Time |
Nickname |
Message |
12:30
🔗
|
Hitorin |
Where is the /v/ archive being hosted at again? I am sure this is asked often. I apologize in advance. |
18:29
🔗
|
Schbirid |
At the moment it seems like the site will cease to exist sometime in early August due to no practical way of funding this fun. The past 7 months the site has been kept up by a few very generous people combined with some good old-fashioned stubbornes. The site is unlikely to come back as is. |
18:29
🔗
|
Schbirid |
Hello everyone. |
18:29
🔗
|
Schbirid |
torrentbytes.net says 2013-07-21 03:43:00 |
18:29
🔗
|
Schbirid |
archiving the torrents is not worth it, they prune after 4 weeks iirc |
18:30
🔗
|
Schbirid |
might just be money making of course |
18:36
🔗
|
Aranje |
wow tb |
21:46
🔗
|
arrith1 |
did someone already get a wget-warc of h-online? http://www.h-online.com/open/news/item/The-H-is-closing-down-1920027.html |
21:47
🔗
|
arrith1 |
ah, i see this has been linked a couple times, but anyone happen to do a grab? |
21:54
🔗
|
antomatic |
Cameron's doing one, apparently |
22:09
🔗
|
shaqfu |
Sheesh.
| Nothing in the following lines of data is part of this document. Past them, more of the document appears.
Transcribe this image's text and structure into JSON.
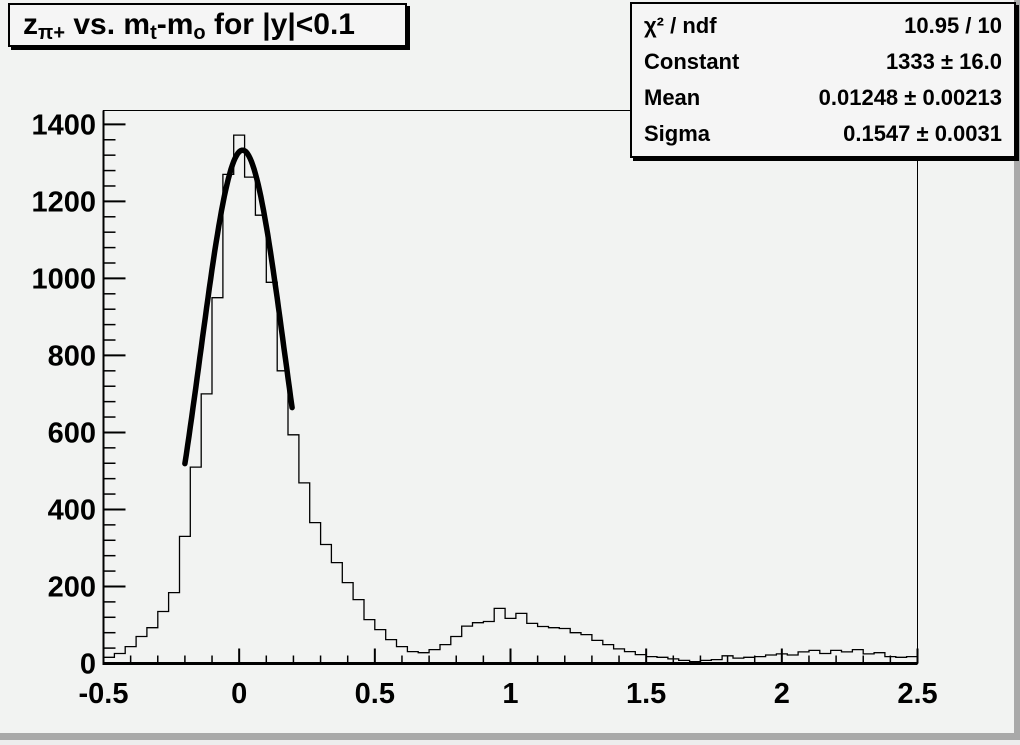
{
  "canvas": {
    "background": "#f2f3f2",
    "edge_shadow_color": "#a9a9a9",
    "box_background": "#f5f5f5",
    "box_border_color": "#000000"
  },
  "title_box": {
    "plain_text": "z_{pi+} vs. m_t-m_o for |y|<0.1",
    "segments": [
      {
        "text": "z"
      },
      {
        "text": "π+",
        "sub": true
      },
      {
        "text": " vs. m"
      },
      {
        "text": "t",
        "sub": true
      },
      {
        "text": "-m"
      },
      {
        "text": "o",
        "sub": true
      },
      {
        "text": " for |y|<0.1"
      }
    ]
  },
  "stats_box": {
    "rows": [
      {
        "label": "χ² / ndf",
        "value": "10.95 / 10"
      },
      {
        "label": "Constant",
        "value": "1333 ± 16.0"
      },
      {
        "label": "Mean",
        "value": "0.01248 ± 0.00213"
      },
      {
        "label": "Sigma",
        "value": "0.1547 ± 0.0031"
      }
    ]
  },
  "chart_data": {
    "type": "bar",
    "subtype": "step-histogram",
    "title": "z_{pi+} vs. m_t-m_o for |y|<0.1",
    "xlabel": "",
    "ylabel": "",
    "x_min": -0.5,
    "x_max": 2.5,
    "y_min": 0,
    "y_max": 1436,
    "grid": false,
    "x_ticks": {
      "major": [
        -0.5,
        0,
        0.5,
        1,
        1.5,
        2,
        2.5
      ],
      "labels": [
        "-0.5",
        "0",
        "0.5",
        "1",
        "1.5",
        "2",
        "2.5"
      ],
      "minor_step": 0.1
    },
    "y_ticks": {
      "major": [
        0,
        200,
        400,
        600,
        800,
        1000,
        1200,
        1400
      ],
      "labels": [
        "0",
        "200",
        "400",
        "600",
        "800",
        "1000",
        "1200",
        "1400"
      ],
      "minor_step": 40
    },
    "bins": {
      "start": -0.5,
      "width": 0.04,
      "values": [
        16,
        26,
        44,
        70,
        93,
        135,
        184,
        330,
        510,
        700,
        950,
        1270,
        1372,
        1263,
        1164,
        990,
        760,
        594,
        469,
        366,
        309,
        262,
        210,
        166,
        114,
        88,
        62,
        44,
        31,
        28,
        36,
        49,
        70,
        97,
        106,
        109,
        143,
        117,
        130,
        104,
        96,
        93,
        91,
        80,
        75,
        60,
        49,
        38,
        31,
        23,
        18,
        16,
        12,
        8,
        5,
        8,
        10,
        20,
        14,
        16,
        18,
        22,
        25,
        22,
        30,
        34,
        26,
        34,
        30,
        36,
        25,
        28,
        18,
        16,
        18
      ]
    },
    "fit": {
      "type": "gaussian",
      "constant": 1333,
      "mean": 0.01248,
      "sigma": 0.1547,
      "range": [
        -0.2,
        0.195
      ],
      "color": "#000000",
      "line_width": 5.5
    },
    "hist_color": "#000000",
    "frame_color": "#000000",
    "legend_position": "none"
  }
}
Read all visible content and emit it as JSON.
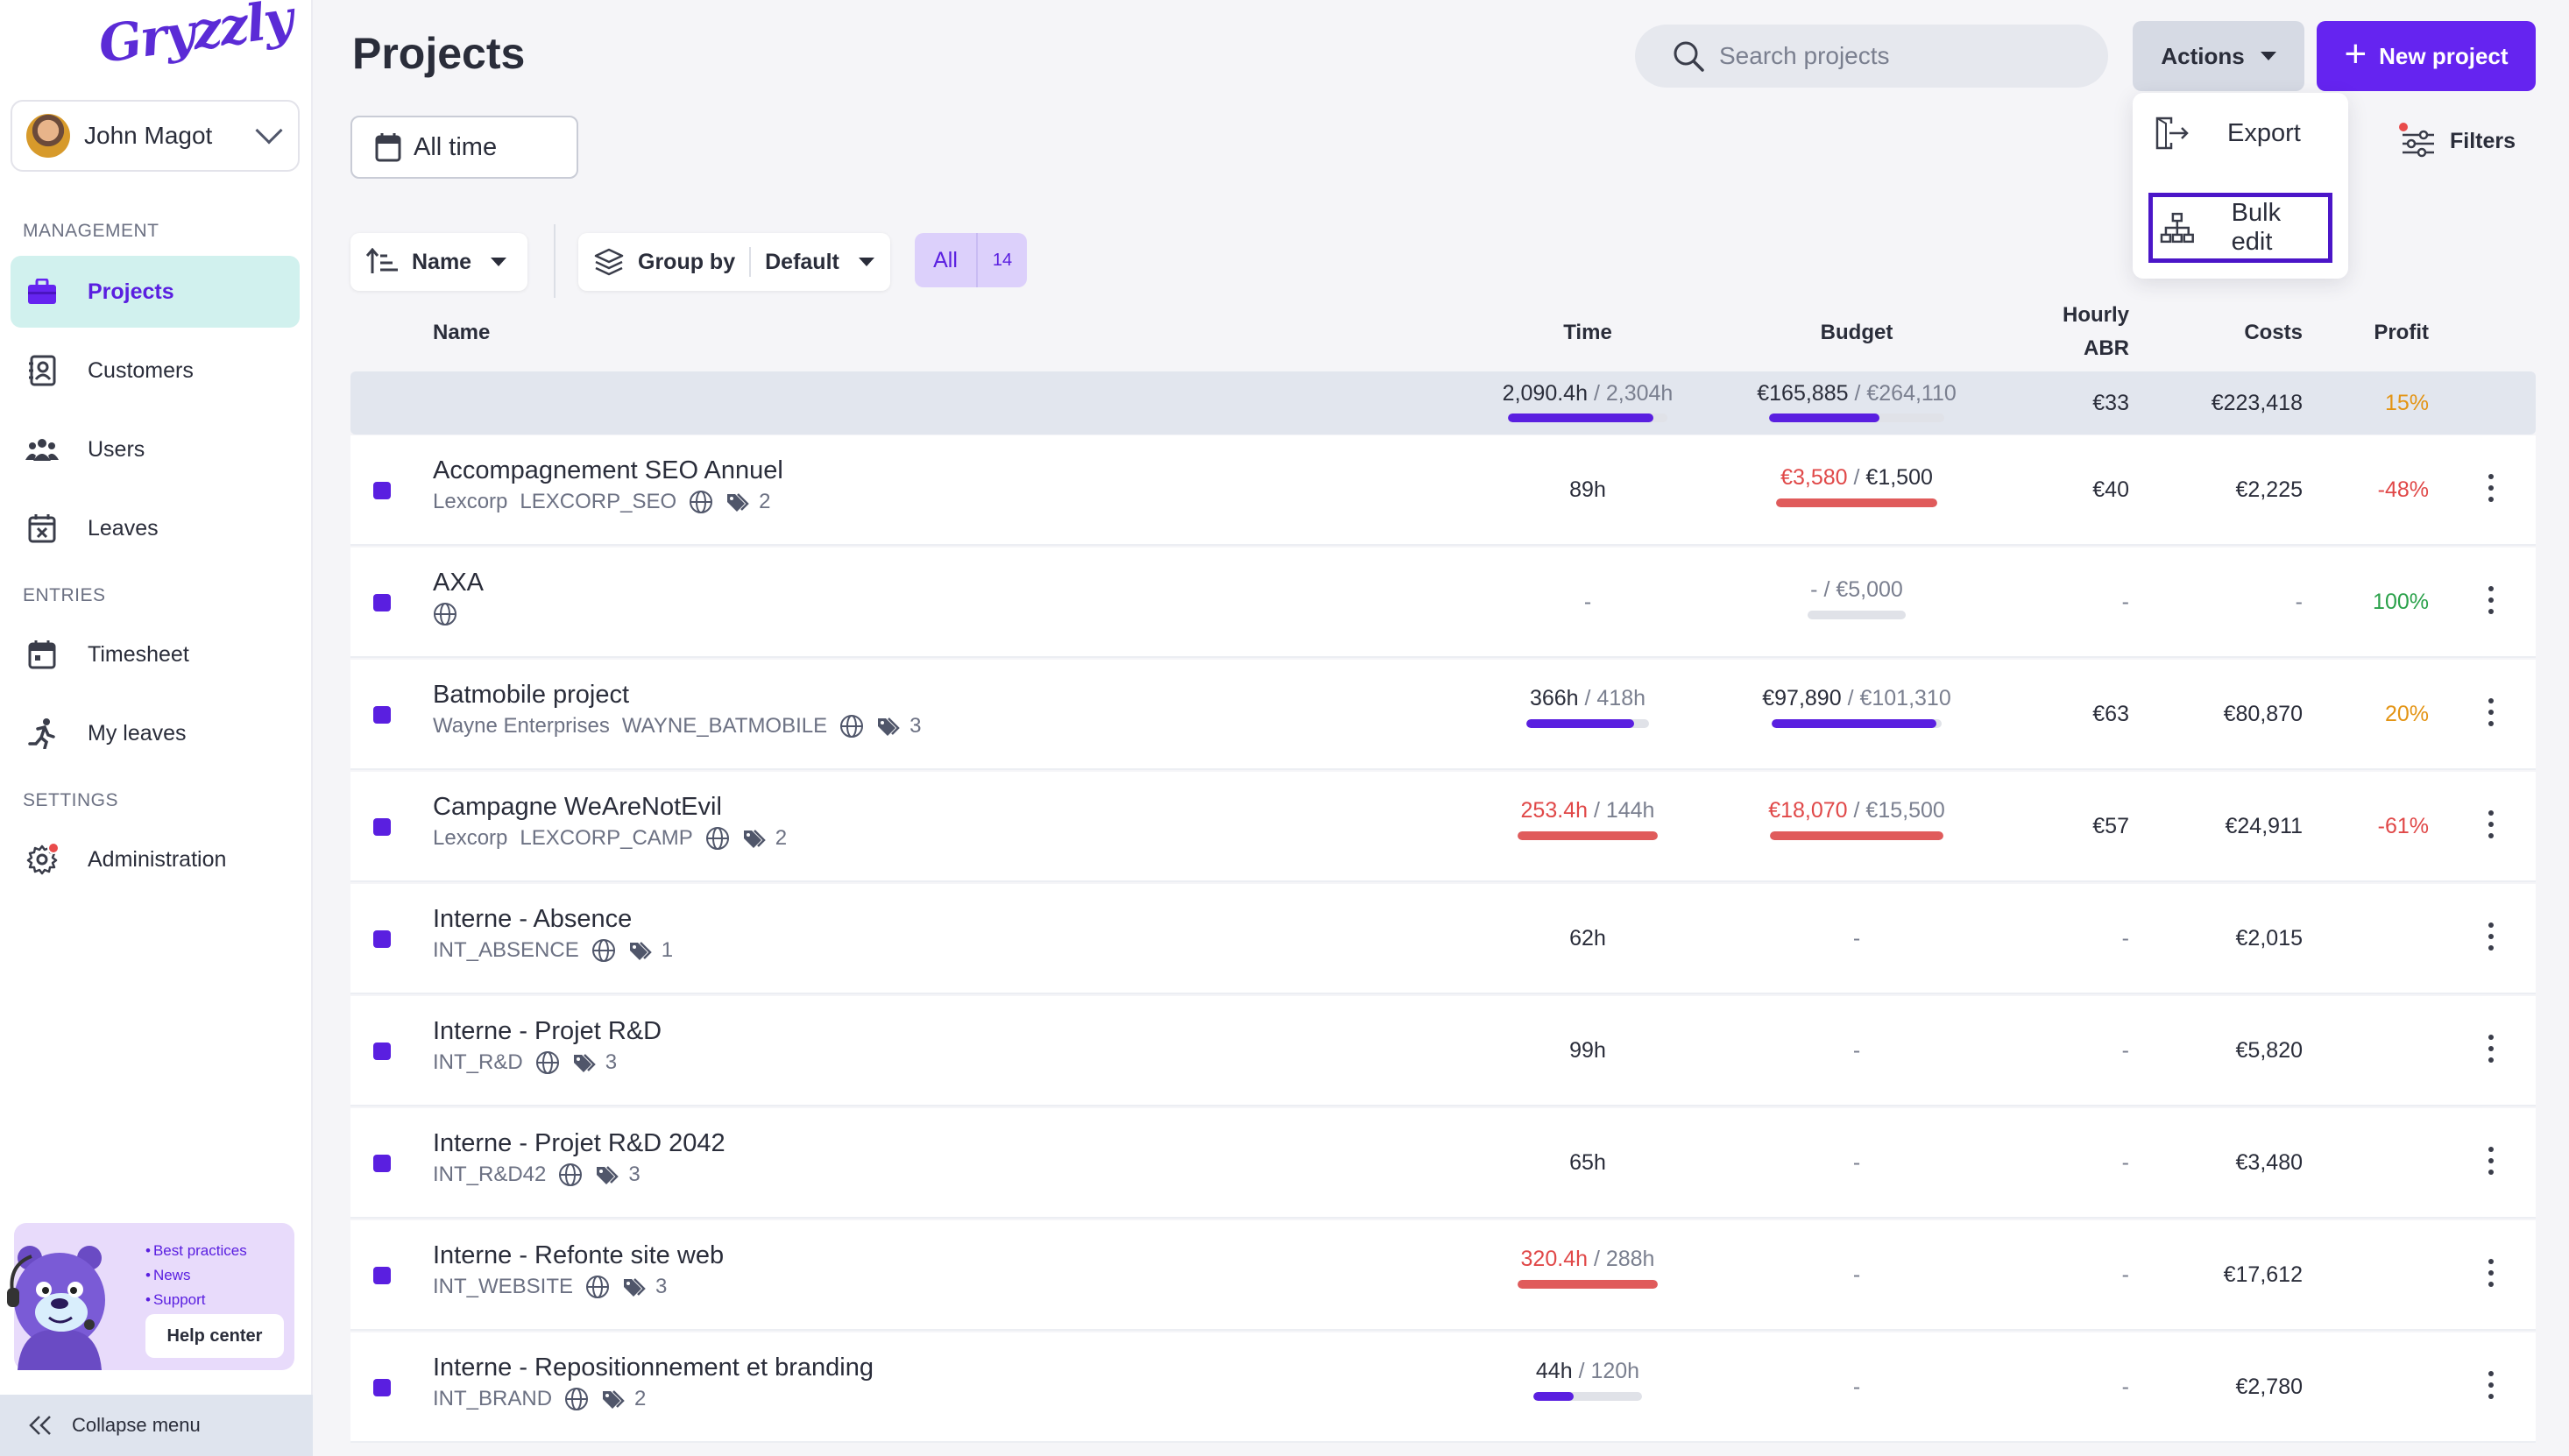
{
  "sidebar": {
    "logo": "Gryzzly",
    "user_name": "John Magot",
    "sections": {
      "management": "MANAGEMENT",
      "entries": "ENTRIES",
      "settings": "SETTINGS"
    },
    "items": [
      {
        "label": "Projects"
      },
      {
        "label": "Customers"
      },
      {
        "label": "Users"
      },
      {
        "label": "Leaves"
      },
      {
        "label": "Timesheet"
      },
      {
        "label": "My leaves"
      },
      {
        "label": "Administration"
      }
    ],
    "help": {
      "links": [
        "Best practices",
        "News",
        "Support"
      ],
      "button": "Help center"
    },
    "collapse_label": "Collapse menu"
  },
  "header": {
    "title": "Projects",
    "search_placeholder": "Search projects",
    "actions_label": "Actions",
    "new_project_label": "New project"
  },
  "actions_menu": {
    "export": "Export",
    "bulk_edit": "Bulk edit"
  },
  "toolbar": {
    "date_range": "All time",
    "filters_label": "Filters",
    "sort_label": "Name",
    "group_by_label": "Group by",
    "group_by_value": "Default",
    "segment_all": "All",
    "segment_count": "14"
  },
  "table": {
    "headers": {
      "name": "Name",
      "time": "Time",
      "budget": "Budget",
      "hourly_1": "Hourly",
      "hourly_2": "ABR",
      "costs": "Costs",
      "profit": "Profit"
    },
    "summary": {
      "time_main": "2,090.4h",
      "time_total": "2,304h",
      "time_progress": 0.91,
      "budget_main": "€165,885",
      "budget_total": "€264,110",
      "budget_progress": 0.63,
      "hourly": "€33",
      "costs": "€223,418",
      "profit": "15%"
    },
    "rows": [
      {
        "name": "Accompagnement SEO Annuel",
        "customer": "Lexcorp",
        "code": "LEXCORP_SEO",
        "tags": "2",
        "time": "89h",
        "budget_main": "€3,580",
        "budget_total": "€1,500",
        "budget_over": true,
        "budget_progress": 1.0,
        "hourly": "€40",
        "costs": "€2,225",
        "profit": "-48%"
      },
      {
        "name": "AXA",
        "customer": "",
        "code": "",
        "tags": "",
        "time": "-",
        "budget_main": "-",
        "budget_total": "€5,000",
        "budget_over": false,
        "budget_progress": 0,
        "hourly": "-",
        "costs": "-",
        "profit": "100%"
      },
      {
        "name": "Batmobile project",
        "customer": "Wayne Enterprises",
        "code": "WAYNE_BATMOBILE",
        "tags": "3",
        "time_main": "366h",
        "time_total": "418h",
        "time_progress": 0.88,
        "budget_main": "€97,890",
        "budget_total": "€101,310",
        "budget_over": false,
        "budget_progress": 0.97,
        "hourly": "€63",
        "costs": "€80,870",
        "profit": "20%"
      },
      {
        "name": "Campagne WeAreNotEvil",
        "customer": "Lexcorp",
        "code": "LEXCORP_CAMP",
        "tags": "2",
        "time_main": "253.4h",
        "time_total": "144h",
        "time_over": true,
        "time_progress": 1.0,
        "budget_main": "€18,070",
        "budget_total": "€15,500",
        "budget_over": true,
        "budget_progress": 1.0,
        "hourly": "€57",
        "costs": "€24,911",
        "profit": "-61%"
      },
      {
        "name": "Interne - Absence",
        "customer": "",
        "code": "INT_ABSENCE",
        "tags": "1",
        "time": "62h",
        "budget": "-",
        "hourly": "-",
        "costs": "€2,015",
        "profit": ""
      },
      {
        "name": "Interne - Projet R&D",
        "customer": "",
        "code": "INT_R&D",
        "tags": "3",
        "time": "99h",
        "budget": "-",
        "hourly": "-",
        "costs": "€5,820",
        "profit": ""
      },
      {
        "name": "Interne - Projet R&D 2042",
        "customer": "",
        "code": "INT_R&D42",
        "tags": "3",
        "time": "65h",
        "budget": "-",
        "hourly": "-",
        "costs": "€3,480",
        "profit": ""
      },
      {
        "name": "Interne - Refonte site web",
        "customer": "",
        "code": "INT_WEBSITE",
        "tags": "3",
        "time_main": "320.4h",
        "time_total": "288h",
        "time_over": true,
        "time_progress": 1.0,
        "budget": "-",
        "hourly": "-",
        "costs": "€17,612",
        "profit": ""
      },
      {
        "name": "Interne - Repositionnement et branding",
        "customer": "",
        "code": "INT_BRAND",
        "tags": "2",
        "time_main": "44h",
        "time_total": "120h",
        "time_progress": 0.37,
        "budget": "-",
        "hourly": "-",
        "costs": "€2,780",
        "profit": ""
      }
    ]
  },
  "colors": {
    "accent": "#5a1fe0",
    "primary_button": "#6524f0",
    "active_nav_bg": "#d1f1ee",
    "over_budget": "#e04848",
    "profit_positive": "#2aa14a",
    "profit_mid": "#e39414"
  }
}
Is there any reasonable way to generalize Tumblr's structure to jam into a script? |
22:10
🔗
|
shaqfu |
Seems like there's "inf scroll over /pages/x.html, except when you don't and inf scroll over /archive/?before_time=[epoch], except when it's just flat structure" |
22:11
🔗
|
ivan` |
at least their RSS feeds have the same structure ;) |
22:12
🔗
|
shaqfu |
Is that enough to reach back through an entire tumblr's history? |
22:12
🔗
|
ivan` |
no, no way |
22:12
🔗
|
shaqfu |
Along with styles, themes, etc |
22:12
🔗
|
ivan` |
did you get the tumblr URL list from ersi? |
22:13
🔗
|
shaqfu |
No; is that on AT's github? |
22:13
🔗
|
shaqfu |
I thought that only worked if there was no JS scrolling |
22:14
🔗
|
ivan` |
not at the github, https://ludios.org/tmp/greader-db-com.tumblr.bz2 |
22:14
🔗
|
ivan` |
(just domains) |
22:14
🔗
|
shaqfu |
Ah, thanks |
22:15
🔗
|
shaqfu |
I suppose it may be possible to script something, but it'll have tons of checks for structure |
22:15
🔗
|
ivan` |
based on my use of tumblr's RSS feeds, tumblr does have an HTML page for each post |
22:16
🔗
|
shaqfu |
Ah; I'm trying to reach back and grab everything from beginning->now on an arbitrary site |
22:17
🔗
|
shaqfu |
I suppose it's possible to grab each post separately and forget the top-level structure |
22:28
🔗
|
shaqfu |
ivan`, what exactly is this list? |
22:39
🔗
|
ivan` |
shaqfu: tumblr subdomains, don't know if you need them, I assumed you were backing up all of tumblr or something |
22:40
🔗
|
ivan` |
if not, that would be a nice project ;) |
22:40
🔗
|
shaqfu |
Oh, no. I'm trying to put something together to fire at a specific site and guarantee a complete crawl+warc |
22:40
🔗
|
shaqfu |
But it seems like you'd have to somehow detect the structure and crawl based on that |
22:40
🔗
|
shaqfu |
The sites I was sampling all had wildly different structures :( |
22:41
🔗
|
shaqfu |
Sometimes you can just --mirror, other times, crawl /pages/x.html and capture the JS script providing infinite scroll |
22:41
🔗
|
shaqfu |
Except for other times, when you need to crawl /archive/before_time=x |
22:42
🔗
|
shaqfu |
And I'm sure there are even crazier site structures out there :) |
22:43
🔗
|
shaqfu |
(are any of those subdomained crawled, btw?) |
22:44
🔗
|
ivan` |
all of the Google Reader feed caches for those were grabbed, when available |
22:44
🔗
|
ivan` |
no images, sadly |
22:44
🔗
|
ivan` |
so it is not really tumblr, just a hollow shell of tumblr ;) |
22:44
🔗
|
shaqfu |
Gotcha. Seems like it's easy to get an okay crawl, but really hard to get a 100% one |